Si nous laissons la droite surfer sur le mécontentement de la taxe sur le carburant alors qu’elle met en place une politique absurde du tout voiture depuis 50 ans, nous aurons favorisé l’avènement d’un gouvernement d’extrême-droite plutôt que de saisir notre chance de remettre en cause le fond du problème : un patronat au pouvoir qui pérennise la dépendance aux véhicules particuliers pour faire tourner l’économie avec une désertification des services publics, des commerces de proximité pour concentrer toujours plus les profits dans ses uniques mains…

Pour la suite, les gilets jaunes des Yvelines entendent diversifier leurs actions pour tenter d’être moins prévisibles pour les forces de police.

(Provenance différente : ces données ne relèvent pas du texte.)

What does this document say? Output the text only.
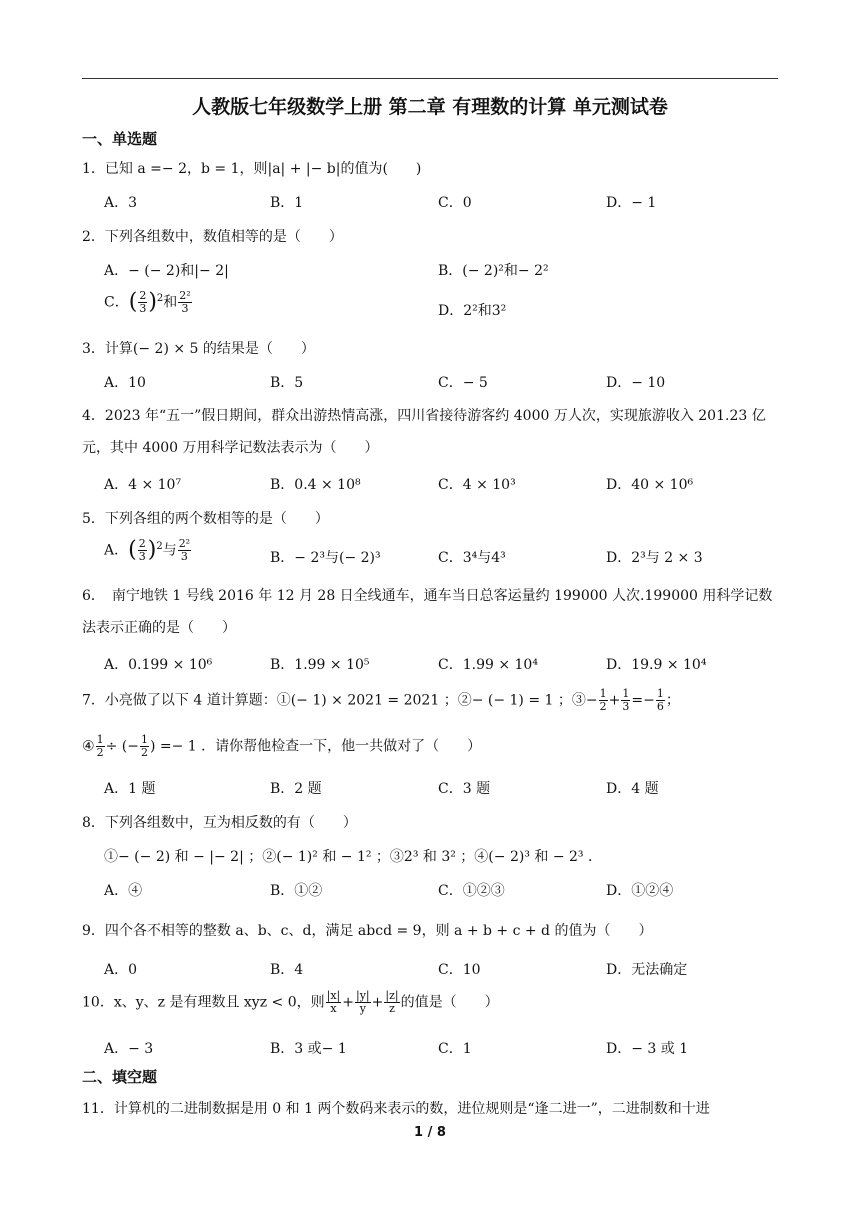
人教版七年级数学上册 第二章 有理数的计算 单元测试卷
一、单选题
1．已知 a =− 2，b = 1，则|a| + |− b|的值为(　　)
A．3	B．1	C．0	D．− 1
2．下列各组数中，数值相等的是（　　）
A．− (− 2)和|− 2|	B．(− 2)²和− 2²
C．( $\frac{2}{3} )^2$和 $\frac{\text{2²}}{3}$	D．2²和3²
3．计算(− 2) × 5 的结果是（　　）
A．10	B．5	C．− 5	D．− 10
4．2023 年“五一”假日期间，群众出游热情高涨，四川省接待游客约 4000 万人次，实现旅游收入 201.23 亿元，其中 4000 万用科学记数法表示为（　　）
A．4 × 10⁷	B．0.4 × 10⁸	C．4 × 10³	D．40 × 10⁶
5．下列各组的两个数相等的是（　　）
A．( $\frac{2}{3} )^2$与 $\frac{\text{2²}}{3}$	B．− 2³与(− 2)³	C．3⁴与4³	D．2³与 2 × 3
6．　南宁地铁 1 号线 2016 年 12 月 28 日全线通车，通车当日总客运量约 199000 人次.199000 用科学记数法表示正确的是（　　）
A．0.199 × 10⁶	B．1.99 × 10⁵	C．1.99 × 10⁴	D．19.9 × 10⁴
7．小亮做了以下 4 道计算题：①(− 1) × 2021 = 2021 ；②− (− 1) = 1 ；③− $\frac{1}{2} + \frac{1}{3} =- \frac{1}{6}$ ；
④ $\frac{1}{2}$ ÷ (− $\frac{1}{2}$ ) =− 1 ．请你帮他检查一下，他一共做对了（　　）
A．1 题	B．2 题	C．3 题	D．4 题
8．下列各组数中，互为相反数的有（　　）
①− (− 2) 和 − |− 2| ；②(− 1)² 和 − 1² ；③2³ 和 3² ；④(− 2)³ 和 − 2³ ．
A．④	B．①②	C．①②③	D．①②④
9．四个各不相等的整数 a、b、c、d，满足 abcd = 9，则 a + b + c + d 的值为（　　）
A．0	B．4	C．10	D．无法确定
10．x、y、z 是有理数且 xyz < 0，则 $\frac{|x|}{x} + \frac{|y|}{y} + \frac{|z|}{z}$ 的值是（　　）
A．− 3	B．3 或− 1	C．1	D．− 3 或 1
二、填空题
11．计算机的二进制数据是用 0 和 1 两个数码来表示的数，进位规则是“逢二进一”，二进制数和十进
1 / 8
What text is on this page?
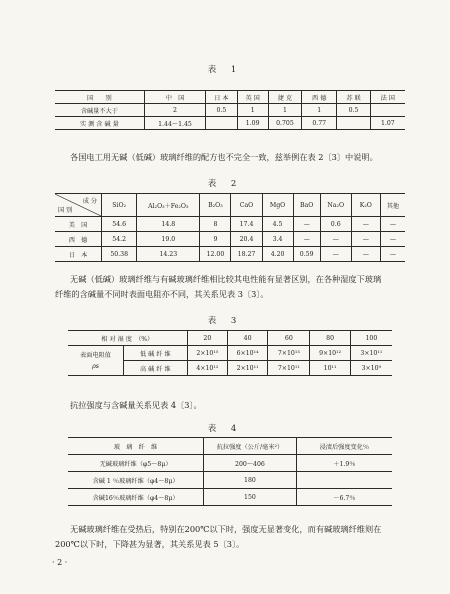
表 1
国　　别	中　国	日 本	英 国	捷 克	西 德	苏 联	法 国
含碱量不大于	2	0.5	1	1	1	0.5	
实 测 含 碱 量	1.44～1.45		1.09	0.705	0.77		1.07
各国电工用无碱（低碱）玻璃纤维的配方也不完全一致，兹举例在表 2〔3〕中说明。
表 2
成 分
国 别	SiO₂	Al₂O₃＋Fe₂O₃	B₂O₃	CaO	MgO	BaO	Na₂O	K₂O	其他
美　国	54.6	14.8	8	17.4	4.5	—	0.6	—	—
西　德	54.2	19.0	9	20.4	3.4	—	—	—	—
日　本	50.38	14.23	12.00	18.27	4.20	0.59	—	—	—
无碱（低碱）玻璃纤维与有碱玻璃纤维相比较其电性能有显著区别，在各种湿度下玻璃
纤维的含碱量不同时表面电阻亦不同，其关系见表 3〔3〕。
表 3
相 对 湿 度　（%）		20	40	60	80	100

表面电阻值
ρs	低 碱 纤 维	2×10¹⁵	6×10¹⁴	7×10¹³	9×10¹²	3×10¹¹
	高 碱 纤 维	4×10¹²	2×10¹¹	7×10¹¹	10¹¹	3×10⁹
抗拉强度与含碱量关系见表 4〔3〕。
表 4
玻　璃　纤　维	抗拉强度（公斤/毫米²）	浸渍后强度变化％
无碱玻璃纤维（φ5～8μ）	200～406	＋1.9％
含碱 1 ％玻璃纤维（φ4～8μ）	180	
含碱16％玻璃纤维（φ4～8μ）	150	－6.7％
无碱玻璃纤维在受热后，特别在200℃以下时，强度无显著变化，而有碱玻璃纤维则在
200℃以下时，下降甚为显著，其关系见表 5〔3〕。
· 2 ·
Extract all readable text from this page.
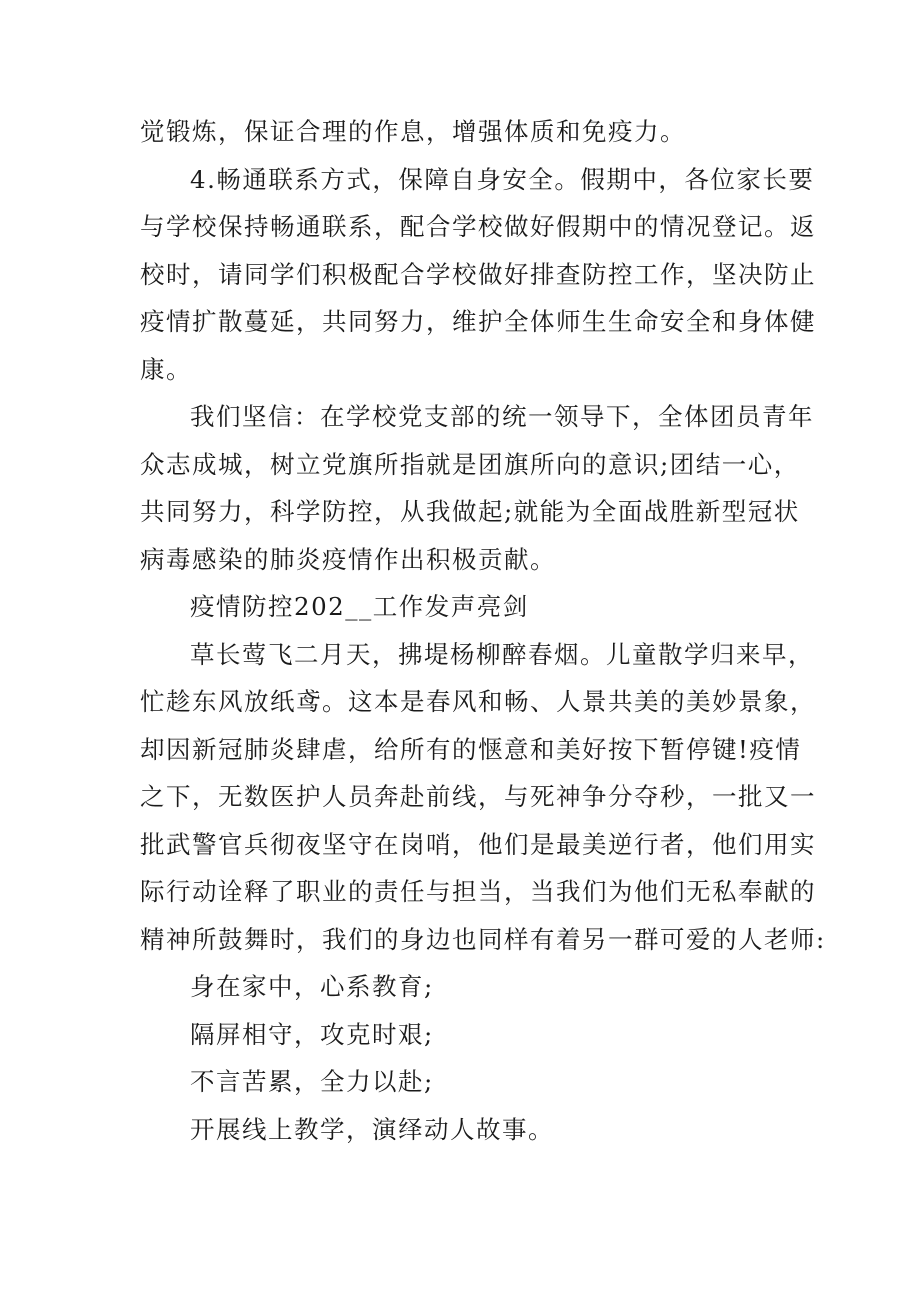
觉锻炼，保证合理的作息，增强体质和免疫力。
4.畅通联系方式，保障自身安全。假期中，各位家长要
与学校保持畅通联系，配合学校做好假期中的情况登记。返
校时，请同学们积极配合学校做好排查防控工作，坚决防止
疫情扩散蔓延，共同努力，维护全体师生生命安全和身体健
康。
我们坚信：在学校党支部的统一领导下，全体团员青年
众志成城，树立党旗所指就是团旗所向的意识;团结一心，
共同努力，科学防控，从我做起;就能为全面战胜新型冠状
病毒感染的肺炎疫情作出积极贡献。
疫情防控202__工作发声亮剑
草长莺飞二月天，拂堤杨柳醉春烟。儿童散学归来早，
忙趁东风放纸鸢。这本是春风和畅、人景共美的美妙景象，
却因新冠肺炎肆虐，给所有的惬意和美好按下暂停键!疫情
之下，无数医护人员奔赴前线，与死神争分夺秒，一批又一
批武警官兵彻夜坚守在岗哨，他们是最美逆行者，他们用实
际行动诠释了职业的责任与担当，当我们为他们无私奉献的
精神所鼓舞时，我们的身边也同样有着另一群可爱的人老师:
身在家中，心系教育;
隔屏相守，攻克时艰;
不言苦累，全力以赴;
开展线上教学，演绎动人故事。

Ce samedi, ils combineront certainement des actions locales et une participation à la manifestation sur Paris. En attendant, la solidarité et les liens se consolident, pendant que de nouveaux gilets jaunes se joignent au mouvement, comme une matérialisation du soutien grandissant dans l’opinion publique dont témoignent les derniers sondages.